Figure 8. MARV VP40 inhibition of IFN signaling does not require an intact late domain.

(A) M40-AAAA buds less efficiently than wild type MARV VP40. A MARV VP40 late domain mutant (M40-AAAA) was made using site directed mutagenesis. M40-AAAA, wild type MARV VP40, ZEBOV VP40 or GFP (2 µg) was expressed in 293T cells. 48 h later, supernatants were harvested and virus-like particles (VLPs) were purified through a sucrose cushion. Cells were lysed and examined together with the VLPs for protein expression levels (WCE: whole cell extract). (B) MARV VP40 does not require the late domain to inhibit the phosphorylation of STAT1. Huh-7 cells were transfected with 1 µg STAT1-GFP expression plasmid along with 2 µg plasmid DNA encoding Flag-tagged versions of viral proteins from LGTV, ZEBOV and MARV or the late domain mutant M40-AAAA and treated with 1000 IU/ml of IFNα/β for 30 min.
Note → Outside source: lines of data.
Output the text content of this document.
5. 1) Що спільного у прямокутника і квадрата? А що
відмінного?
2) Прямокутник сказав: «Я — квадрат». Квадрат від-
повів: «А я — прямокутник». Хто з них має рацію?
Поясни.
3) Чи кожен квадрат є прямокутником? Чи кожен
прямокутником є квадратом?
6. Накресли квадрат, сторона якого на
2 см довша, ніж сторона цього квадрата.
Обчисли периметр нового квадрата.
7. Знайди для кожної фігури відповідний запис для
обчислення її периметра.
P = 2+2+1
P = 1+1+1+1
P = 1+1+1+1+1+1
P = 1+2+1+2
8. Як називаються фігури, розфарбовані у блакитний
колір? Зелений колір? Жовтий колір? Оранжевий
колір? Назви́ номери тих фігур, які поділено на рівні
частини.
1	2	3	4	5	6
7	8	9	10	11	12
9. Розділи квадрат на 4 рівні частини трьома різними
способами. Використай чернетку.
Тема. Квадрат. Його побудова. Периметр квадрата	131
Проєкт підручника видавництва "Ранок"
Lysates were analyzed for phosphorylation of STAT1 and for total expression levels of all over-expressed proteins. β-tubulin expression was assessed as indicated. All the presented data for a given protein is from the same gel and the same exposure. (C) MARV VP40 does not need the late domain to inhibit the IFNα/β-dependent induction of ISG54-Luc. 293T cells were co-transfected with a construct expressing the luciferase gene under control of an ISG54 promoter along with a constitutively expressed Renilla luciferase reporter gene and 1 µg empty vector (pCAGGS) or expression plasmids expressing wild-type MARV VP40 or M40-AAAA. Cells were treated with 1000 IU/ml IFNα/β for 18 h and assayed for firefly and Renilla luciferase activities. IFN-induced firefly luciferase activity was normalized to Renilla luciferase activity. The bars represent the mean fold induction of 3 experiments compared to the untreated negative control and error bars represent the standard deviations.